Eu não escrevi muito sobre amor, mas agora eu estou apaixonada pela vez na minha vida e é uma coisa muito estranha então eu escrevo um pouco mais sobre amor agora porque eu nunca escrevi muito sobre amor antes. Mas a coisa que eu acho que preciso escrever mais, a coisa que acho que todos nós temos medo é o fim, o fim da vida. Acho que preciso escrever sobre isso, é importante pra mim estar confortável com isso. Perder pessoas, você sabe. É uma coisa muito dolorosa e eu gosto de tentar escrever uma música sobre isso pra deixar mais fácil, se faz sentido. Acho que é sobre o que mais escrevo sobre, infelizmente.

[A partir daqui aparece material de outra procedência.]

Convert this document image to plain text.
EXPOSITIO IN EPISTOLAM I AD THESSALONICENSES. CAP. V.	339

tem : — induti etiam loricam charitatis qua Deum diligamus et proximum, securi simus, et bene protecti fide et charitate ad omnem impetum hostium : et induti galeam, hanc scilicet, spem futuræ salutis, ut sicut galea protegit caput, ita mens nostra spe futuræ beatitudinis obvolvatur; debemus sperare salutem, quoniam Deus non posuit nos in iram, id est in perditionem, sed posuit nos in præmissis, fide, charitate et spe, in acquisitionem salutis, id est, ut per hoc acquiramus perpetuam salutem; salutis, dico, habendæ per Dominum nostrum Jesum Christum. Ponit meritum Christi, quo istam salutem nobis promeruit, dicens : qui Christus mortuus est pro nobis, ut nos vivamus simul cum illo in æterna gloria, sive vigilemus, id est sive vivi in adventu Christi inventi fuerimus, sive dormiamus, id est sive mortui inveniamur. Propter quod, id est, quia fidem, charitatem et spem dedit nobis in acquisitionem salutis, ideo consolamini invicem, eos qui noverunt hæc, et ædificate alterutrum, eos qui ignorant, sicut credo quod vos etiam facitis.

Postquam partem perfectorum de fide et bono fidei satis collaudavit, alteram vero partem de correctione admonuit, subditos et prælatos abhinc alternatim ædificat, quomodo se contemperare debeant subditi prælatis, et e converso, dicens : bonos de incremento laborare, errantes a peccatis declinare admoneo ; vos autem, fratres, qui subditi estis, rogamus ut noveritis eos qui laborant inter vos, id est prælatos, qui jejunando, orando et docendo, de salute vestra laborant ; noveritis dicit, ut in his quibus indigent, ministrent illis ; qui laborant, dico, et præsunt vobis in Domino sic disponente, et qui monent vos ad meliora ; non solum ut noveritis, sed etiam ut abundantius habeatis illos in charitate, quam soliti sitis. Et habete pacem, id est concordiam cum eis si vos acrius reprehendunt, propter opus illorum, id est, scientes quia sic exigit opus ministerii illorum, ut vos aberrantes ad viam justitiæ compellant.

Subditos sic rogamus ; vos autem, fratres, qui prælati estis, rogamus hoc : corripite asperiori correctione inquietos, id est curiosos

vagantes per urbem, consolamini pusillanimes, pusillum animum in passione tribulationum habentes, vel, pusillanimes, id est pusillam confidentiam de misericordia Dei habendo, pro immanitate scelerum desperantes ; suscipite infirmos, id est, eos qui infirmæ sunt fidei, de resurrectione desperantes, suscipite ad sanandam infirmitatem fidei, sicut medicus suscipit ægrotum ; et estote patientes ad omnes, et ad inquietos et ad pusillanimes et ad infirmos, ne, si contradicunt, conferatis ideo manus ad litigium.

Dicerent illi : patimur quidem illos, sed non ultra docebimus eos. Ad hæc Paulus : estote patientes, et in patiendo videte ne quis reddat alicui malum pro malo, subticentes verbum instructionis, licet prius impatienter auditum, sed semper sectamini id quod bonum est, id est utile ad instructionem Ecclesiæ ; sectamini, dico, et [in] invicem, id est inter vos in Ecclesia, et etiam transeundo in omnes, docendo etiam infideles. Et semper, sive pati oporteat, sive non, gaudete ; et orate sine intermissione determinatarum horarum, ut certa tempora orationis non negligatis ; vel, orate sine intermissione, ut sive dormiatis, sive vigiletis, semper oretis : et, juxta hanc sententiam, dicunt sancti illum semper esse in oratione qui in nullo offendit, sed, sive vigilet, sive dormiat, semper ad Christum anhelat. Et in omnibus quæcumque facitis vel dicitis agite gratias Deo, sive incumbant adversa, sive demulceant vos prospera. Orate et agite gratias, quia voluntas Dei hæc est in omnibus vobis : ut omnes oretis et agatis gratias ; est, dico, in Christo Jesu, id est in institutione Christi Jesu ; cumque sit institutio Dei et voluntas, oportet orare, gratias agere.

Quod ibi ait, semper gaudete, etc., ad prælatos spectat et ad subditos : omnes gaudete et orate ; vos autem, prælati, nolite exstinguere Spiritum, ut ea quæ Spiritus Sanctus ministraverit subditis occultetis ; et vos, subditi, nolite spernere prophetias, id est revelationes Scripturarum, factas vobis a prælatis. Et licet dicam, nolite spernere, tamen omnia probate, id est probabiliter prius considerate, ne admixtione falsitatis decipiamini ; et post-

Nas suas letras você soa desgastada, mas falando com você há um otimismo interior. Como você reconcilia isso?

Eu acho que tenho que ter a mente aberta para escrever a música que eu escrevo e preciso estar aberta a outras coisas. Quando encontro pessoas, tudo aqui, você sabe, tem aromas e seus olhos e o mundo é impressionante e as pessoas também, e quando eu experimento o mundo, quando conheço pessoas sou bem diferente de quando eu escrevo. Quando estou no palco a única coisa que eu penso é sobre a música que estou cantando então eu penso sobre o porquê e quando a escrevi, sobre o que fala e a quem pode ajudar na plateia. Só penso em uma coisa de cada vez.

Você está em turnê e vendo novos lugares, tendo novas experiências. Isso está te dando novas inspirações para composição agora?

Bem, meio que sim. Você aprende muito quando viaja sobre tradições que as pessoas tem e como elas são. Nós podemos ser um pouco fechados demais, nós gostamos de sentar sozinhos em uma caixa e não gostamos de estar perto de outras pessoas que não conhecemos. Em outros países é diferente e é ótimo descobrir o quão incrível o mundo e as pessoas são. É muito inspirador.

Onde foi o lugar no mundo que teve as mais inesperadas boas vindas?

Bem, acho que aqui, na verdade. Eu realmente gosto de Singapura. É minha primeira vez na Ásia e é lindo aqui. Todos que conheci foram incríveis e tem uma energia muito voa aqui. Talvez seja só o festival, talvez sejam as pessoas ou o lugar, mas tem sido ótimo. Eles tem um carro para nós e um carro para a bagagem, você se sente bem sortudo, como uma princesa.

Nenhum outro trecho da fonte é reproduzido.